Tuesday, January 8, 2013

Privatization of Profit, Socialization of Loss: AIG to Sue Government for Bigger Bailout

By Jack Gerson

It doesn't get much better than this. According to the NY Times's "Dealbook" section, AIG, the giant insurance group that was bailed out with a huge amount of public money four years ago, is considering joining a lawsuit claiming the handout wasn't big enough. The lead plaintiff in the lawsuit, Maurice ("Hank") Greenberg, is a former AIG CEO who was forced to resign in disgrace in a share-price-inflation scandal more than a decade ago.

Greenberg is still one of AIG's biggest shareholders, and is a long-time ally of Los Angeles billionaire Eli Broad, former CEO of AIG Retirement and the leading U.S. proponent of the "business model" for public education. Although the Dealbook article (below) doesn't mention Broad, I'm pretty sure that he is also a plaintiff: four years ago, Greenberg and Broad led a group of investors (including several big-time Wall Street investment bankers) to protest the paltry $182 billion in taxpayer money being shoveled to AIG in the government bailout.

Eli Broad and "Hank" Greenberg are big on demanding accountability from public schools, from workers, from unions. But when it comes to themselves, their businesses, and their money -- well, that's another story altogether. They claim that they deserve big salaries, huge bonuses, and gigantic returns on investment because of the "risks" they take. But when their investments don't pan out, they demand to be bailed out and insist that they're entitled to profit at the public's expense anyway. And meanwhile, they insist that the rest of us -- the 99% -- pay for all of this through harsh austerity cuts to jobs, pensions, social security, health benefits and Medicare, essential services for children, the elderly, and the disabled.

Shared sacrifice indeed.  There's another term for this: Privatization of profit, socialization of loss.

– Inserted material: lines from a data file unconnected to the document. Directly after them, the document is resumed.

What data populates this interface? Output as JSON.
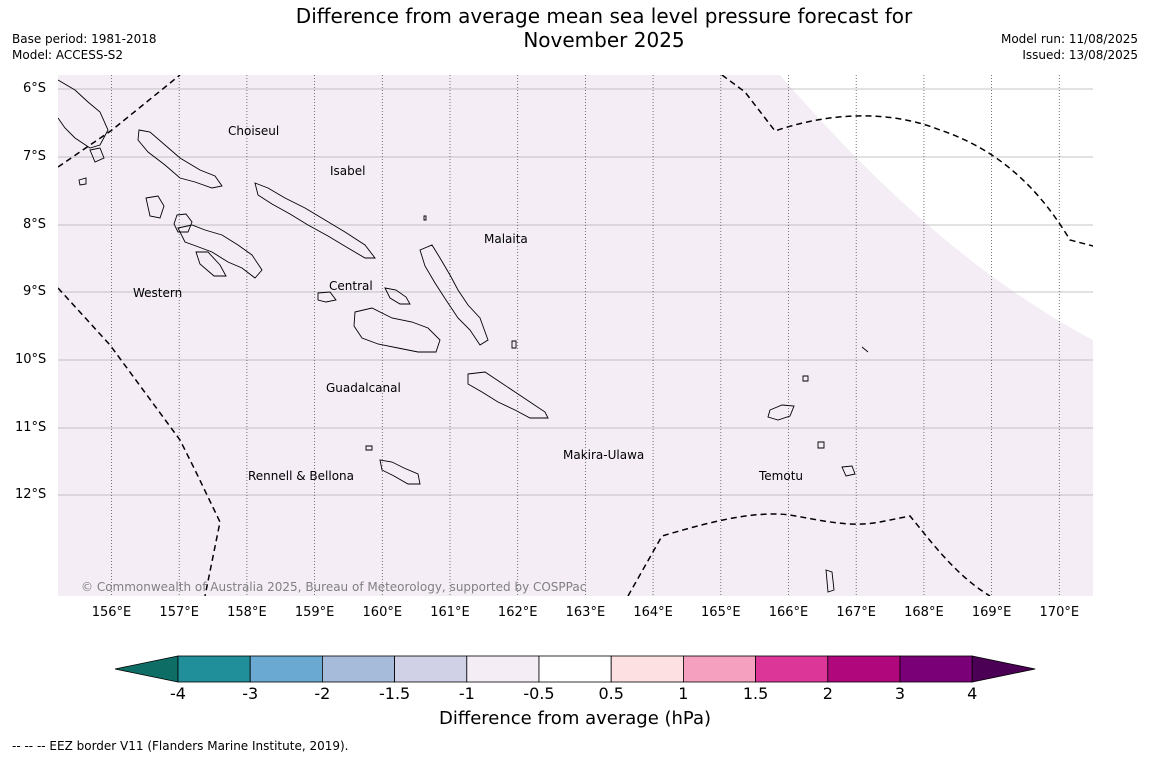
{
  "title": {
    "line1": "Difference from average mean sea level pressure forecast for",
    "line2": "November 2025"
  },
  "meta_left": {
    "base_period": "Base period: 1981-2018",
    "model": "Model: ACCESS-S2"
  },
  "meta_right": {
    "model_run": "Model run: 11/08/2025",
    "issued": "Issued: 13/08/2025"
  },
  "map": {
    "latitude_labels": [
      "6°S",
      "7°S",
      "8°S",
      "9°S",
      "10°S",
      "11°S",
      "12°S"
    ],
    "longitude_labels": [
      "156°E",
      "157°E",
      "158°E",
      "159°E",
      "160°E",
      "161°E",
      "162°E",
      "163°E",
      "164°E",
      "165°E",
      "166°E",
      "167°E",
      "168°E",
      "169°E",
      "170°E"
    ],
    "regions": [
      "Choiseul",
      "Isabel",
      "Malaita",
      "Western",
      "Central",
      "Guadalcanal",
      "Makira-Ulawa",
      "Temotu",
      "Rennell & Bellona"
    ],
    "shaded_category": "-1 to -0.5",
    "copyright": "© Commonwealth of Australia 2025, Bureau of Meteorology, supported by COSPPac"
  },
  "colorbar": {
    "ticks": [
      "-4",
      "-3",
      "-2",
      "-1.5",
      "-1",
      "-0.5",
      "0.5",
      "1",
      "1.5",
      "2",
      "3",
      "4"
    ],
    "label": "Difference from average (hPa)",
    "colors": [
      "#0e6e66",
      "#208f9a",
      "#6aaad2",
      "#a6bada",
      "#d0d0e6",
      "#f4edf6",
      "#ffffff",
      "#fde0e1",
      "#f5a0bf",
      "#dc3698",
      "#b0077c",
      "#7a0078",
      "#4b0055"
    ]
  },
  "footer": "--  --  -- EEZ border V11 (Flanders Marine Institute, 2019)."
}
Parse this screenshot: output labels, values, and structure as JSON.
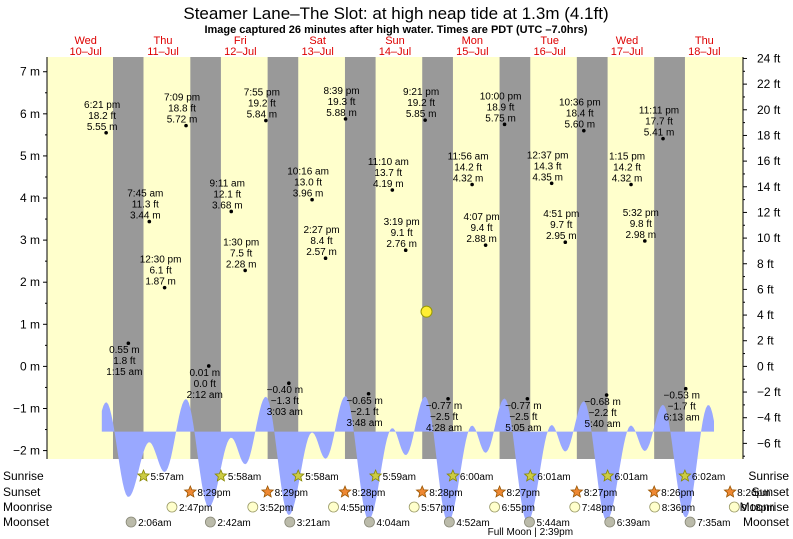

Or: They got bailed out. We got sold out.

Here's a link to that New York Times Dealbook article:

http://dealbook.nytimes.com/2013/01/07/rescued-by-a-bailout-a-i-g-may-sue-its-savior/?nl=business&emc=edit_dlbkam_20130108

1 comment:

Anonymous said...

Neither Broad nor Greenberg worked for AIG when the financial crisis happened. They hadn't been at the company for years. When govt interferes ala Elliot Spitzer (client #9), you can see what happens. Those gentlemen had their nest eggs in AIG. Had they been steering the ship, instead of the govt, AIG probably wouldn't of been in the mess at all. You'd be concerned about your nest egg, so were they.